The Nebraska Cornhuskers announced that their upcoming trip to play the Wyoming Cowboys on Sept. 24, 2011 is going to be televised on the Versus network.
Not only does this give Nebraska fans the opportunity to see the 'Huskers every week on national television, but despite what many in the college football world may think, the scheduling of the Cowboys makes plenty of sense from a historical standpoint.
During a period of growth for college football when teams were beginning to stretch well beyond the closest state borders, Nebraska welcomed Wyoming to Lincoln. The Cowboys were then systematically torn asunder to the tune of 50-0.
That initial shutout wouldn’t be the last time that these two teams would meet and the next encounter would be far more personal.
Nebraska had a very turbulent time in 1961. Head coach Bill Jennings saw his team go 3-6-1 after a 4-6 season the year prior. Suffice it to say that the sentiment was similar to that of recent Cornhuskers head coach Bill Callahan.
While Jennings was shown the door, then-athletic director Tippy Dye’s job was to right the wrongs. Utah State’s head coach wasn’t interested, but Wyoming’s certainly was. Bob Devaney, the architect of modern-era Nebraska football, ushered in immediate success the next year going 9-2. The rest is history.
Devaney would see his former team again in 1968 when the Cornhuskers were ranked No. 14 in the polls.
Wyoming was ready to give Nebraska one big punch on the chin in the season opener that year, but thanks to a clutch 51-yard field goal with 21 seconds left in the game, the Cornhuskers would escape with a 13-10 victory.

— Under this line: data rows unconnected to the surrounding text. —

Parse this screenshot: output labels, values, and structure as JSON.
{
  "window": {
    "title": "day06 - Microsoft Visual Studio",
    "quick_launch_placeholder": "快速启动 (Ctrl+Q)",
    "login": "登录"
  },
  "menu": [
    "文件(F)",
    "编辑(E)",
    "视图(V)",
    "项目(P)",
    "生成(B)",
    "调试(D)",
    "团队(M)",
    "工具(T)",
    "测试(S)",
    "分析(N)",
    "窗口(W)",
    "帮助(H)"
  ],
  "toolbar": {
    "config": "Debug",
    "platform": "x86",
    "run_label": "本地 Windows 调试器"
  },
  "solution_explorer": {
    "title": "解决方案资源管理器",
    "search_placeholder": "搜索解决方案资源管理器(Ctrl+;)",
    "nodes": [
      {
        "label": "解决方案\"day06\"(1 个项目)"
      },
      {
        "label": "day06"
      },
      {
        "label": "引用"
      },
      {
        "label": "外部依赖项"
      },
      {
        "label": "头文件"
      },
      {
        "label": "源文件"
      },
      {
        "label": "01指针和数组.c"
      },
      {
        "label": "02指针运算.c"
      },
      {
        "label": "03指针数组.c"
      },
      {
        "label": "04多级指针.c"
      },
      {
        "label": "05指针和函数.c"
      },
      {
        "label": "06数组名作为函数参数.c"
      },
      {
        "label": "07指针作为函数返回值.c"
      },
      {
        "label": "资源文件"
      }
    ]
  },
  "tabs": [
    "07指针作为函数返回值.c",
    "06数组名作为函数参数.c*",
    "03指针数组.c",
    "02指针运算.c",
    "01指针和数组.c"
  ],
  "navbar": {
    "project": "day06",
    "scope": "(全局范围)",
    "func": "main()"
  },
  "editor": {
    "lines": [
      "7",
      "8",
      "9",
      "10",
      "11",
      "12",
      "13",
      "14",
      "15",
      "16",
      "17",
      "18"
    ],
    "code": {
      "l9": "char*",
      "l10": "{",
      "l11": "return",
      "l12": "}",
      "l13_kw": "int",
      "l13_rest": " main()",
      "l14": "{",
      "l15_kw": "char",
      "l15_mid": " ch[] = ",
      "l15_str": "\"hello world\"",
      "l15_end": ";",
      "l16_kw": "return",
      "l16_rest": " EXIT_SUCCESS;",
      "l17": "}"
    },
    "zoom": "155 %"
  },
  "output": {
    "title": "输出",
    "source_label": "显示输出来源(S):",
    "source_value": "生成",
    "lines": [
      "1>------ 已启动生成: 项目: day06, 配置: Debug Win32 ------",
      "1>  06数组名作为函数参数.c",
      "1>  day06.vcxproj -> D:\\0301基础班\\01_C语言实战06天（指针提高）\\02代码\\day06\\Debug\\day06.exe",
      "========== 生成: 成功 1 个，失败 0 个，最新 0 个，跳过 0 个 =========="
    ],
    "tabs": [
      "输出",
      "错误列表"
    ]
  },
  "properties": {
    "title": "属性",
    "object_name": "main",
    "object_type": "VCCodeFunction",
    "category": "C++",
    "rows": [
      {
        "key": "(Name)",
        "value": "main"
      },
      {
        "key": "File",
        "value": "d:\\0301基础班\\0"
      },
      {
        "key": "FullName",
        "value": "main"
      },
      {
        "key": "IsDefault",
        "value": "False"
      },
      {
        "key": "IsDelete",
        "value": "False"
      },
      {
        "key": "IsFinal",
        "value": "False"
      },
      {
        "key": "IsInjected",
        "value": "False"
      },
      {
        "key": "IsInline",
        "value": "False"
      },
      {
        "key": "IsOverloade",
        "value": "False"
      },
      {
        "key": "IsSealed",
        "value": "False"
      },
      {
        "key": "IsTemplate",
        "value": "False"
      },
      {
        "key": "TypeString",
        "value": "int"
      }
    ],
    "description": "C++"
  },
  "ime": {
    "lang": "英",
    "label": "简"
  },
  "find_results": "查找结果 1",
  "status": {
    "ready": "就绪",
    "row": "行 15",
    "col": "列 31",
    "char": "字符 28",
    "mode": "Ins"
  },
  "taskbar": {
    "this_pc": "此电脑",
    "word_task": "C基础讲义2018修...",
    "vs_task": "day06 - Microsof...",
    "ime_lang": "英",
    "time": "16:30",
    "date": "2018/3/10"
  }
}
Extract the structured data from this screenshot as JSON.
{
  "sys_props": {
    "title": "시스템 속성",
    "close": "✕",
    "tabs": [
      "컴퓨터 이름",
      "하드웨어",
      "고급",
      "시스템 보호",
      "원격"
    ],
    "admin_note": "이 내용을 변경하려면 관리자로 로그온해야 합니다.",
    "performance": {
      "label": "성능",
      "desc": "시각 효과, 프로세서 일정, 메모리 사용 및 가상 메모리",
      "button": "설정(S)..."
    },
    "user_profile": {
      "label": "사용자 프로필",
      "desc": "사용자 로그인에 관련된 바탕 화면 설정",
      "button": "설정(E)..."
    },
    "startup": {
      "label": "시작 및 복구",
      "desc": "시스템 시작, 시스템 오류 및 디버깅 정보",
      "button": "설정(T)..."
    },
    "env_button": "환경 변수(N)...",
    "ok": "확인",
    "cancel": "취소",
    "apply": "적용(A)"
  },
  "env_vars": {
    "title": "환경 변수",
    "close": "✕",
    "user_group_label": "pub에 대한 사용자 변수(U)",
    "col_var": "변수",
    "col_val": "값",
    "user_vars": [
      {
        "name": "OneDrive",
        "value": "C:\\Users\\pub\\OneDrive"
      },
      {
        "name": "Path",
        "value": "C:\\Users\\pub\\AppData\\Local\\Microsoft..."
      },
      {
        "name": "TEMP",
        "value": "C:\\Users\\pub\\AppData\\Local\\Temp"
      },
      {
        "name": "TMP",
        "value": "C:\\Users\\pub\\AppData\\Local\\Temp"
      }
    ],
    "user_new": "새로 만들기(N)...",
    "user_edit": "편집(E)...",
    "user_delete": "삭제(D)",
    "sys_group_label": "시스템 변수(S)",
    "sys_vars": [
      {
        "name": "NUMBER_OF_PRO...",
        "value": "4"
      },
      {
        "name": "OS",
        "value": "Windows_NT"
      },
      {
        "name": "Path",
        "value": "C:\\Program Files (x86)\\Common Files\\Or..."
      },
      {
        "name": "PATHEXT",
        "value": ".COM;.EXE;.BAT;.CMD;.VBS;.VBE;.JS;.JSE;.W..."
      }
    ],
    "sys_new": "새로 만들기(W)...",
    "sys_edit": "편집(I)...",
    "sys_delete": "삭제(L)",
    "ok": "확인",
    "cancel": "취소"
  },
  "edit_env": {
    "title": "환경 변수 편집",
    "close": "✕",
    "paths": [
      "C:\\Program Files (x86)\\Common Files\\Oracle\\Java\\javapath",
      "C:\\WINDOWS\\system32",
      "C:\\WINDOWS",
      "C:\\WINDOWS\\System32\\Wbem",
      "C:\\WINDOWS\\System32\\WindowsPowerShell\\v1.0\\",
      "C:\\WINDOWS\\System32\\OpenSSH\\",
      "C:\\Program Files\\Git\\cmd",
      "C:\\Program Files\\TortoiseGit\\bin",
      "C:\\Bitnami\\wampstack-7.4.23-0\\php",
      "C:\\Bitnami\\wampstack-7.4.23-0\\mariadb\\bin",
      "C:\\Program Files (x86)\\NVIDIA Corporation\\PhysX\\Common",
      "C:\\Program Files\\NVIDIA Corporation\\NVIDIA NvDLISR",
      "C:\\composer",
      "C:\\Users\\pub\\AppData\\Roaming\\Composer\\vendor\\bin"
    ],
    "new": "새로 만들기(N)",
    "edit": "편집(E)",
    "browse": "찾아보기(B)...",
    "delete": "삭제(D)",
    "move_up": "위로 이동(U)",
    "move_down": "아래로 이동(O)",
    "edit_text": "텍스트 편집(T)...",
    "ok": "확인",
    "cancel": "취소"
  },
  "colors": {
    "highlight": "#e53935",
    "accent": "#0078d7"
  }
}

Nebraska gave birth to a group known as “The Triplets” consisting of quarterback Turner Gill, eventual-Heisman Trophy winner Mike Rozier and future No. 1 NFL draft pick Irving Fryar in the early 1980s. During the 1983 season, the No. 1 Cornhuskers invited their Cowboy buddies over to play once more. Wyoming’s third trip to Lincoln wouldn't end without a fight, yet again.
The Cowboys outscored Nebraska 17-14 in the second half and had possession of the ball for over 37 minutes. Nebraska's eventual 56-20 win underscored the potency of the Cornhusker offense. Though Gill, Rozier and Fryar wouldn’t see each other as teammates the next year, Wyoming came to Lincoln once more.
Much like in 2009 versus Iowa State, Nebraska kept coughing up the football, losing three fumbles out of four in the first half. The Cornhuskers only carried a 14-7 lead into the half and hopes of finally dashing the hopes of over 76,000 in attendance were high in the Wyoming locker room.
Then reality set in.
The Cornhuskers would dominate the second half, 28-0, sending the Cowboys back to Laramie with a painful 42-7 loss which featured 71 rushes by the home team.
Finally, Wyoming tripped to Lincoln for the fifth time during the 1994 season, and once again they were going to take down Nebraska or fall to the dirt trying.
The scoring was fast and furious, but thanks to a tremendous effort led by quarterback Brook Berringer and running back Lawrence Phillips, the Cornhuskers outlasted Wyoming, 42-32.
Despite being 0-5 against Nebraska, the Cowboys finally have something that they’ve never had against the Cornhuskers in their upcoming battle: Home-field advantage.
Wyoming’s War Memorial Stadium sits amongst picturesque countryside and sits next to the Snowy Range of the Rocky Mountains. What better setting to finally exact revenge on Nebraska for snatching up Devaney and plunking their other five teams by a combined score of 203-69?
Crazier things have happened in this wacky world of college football.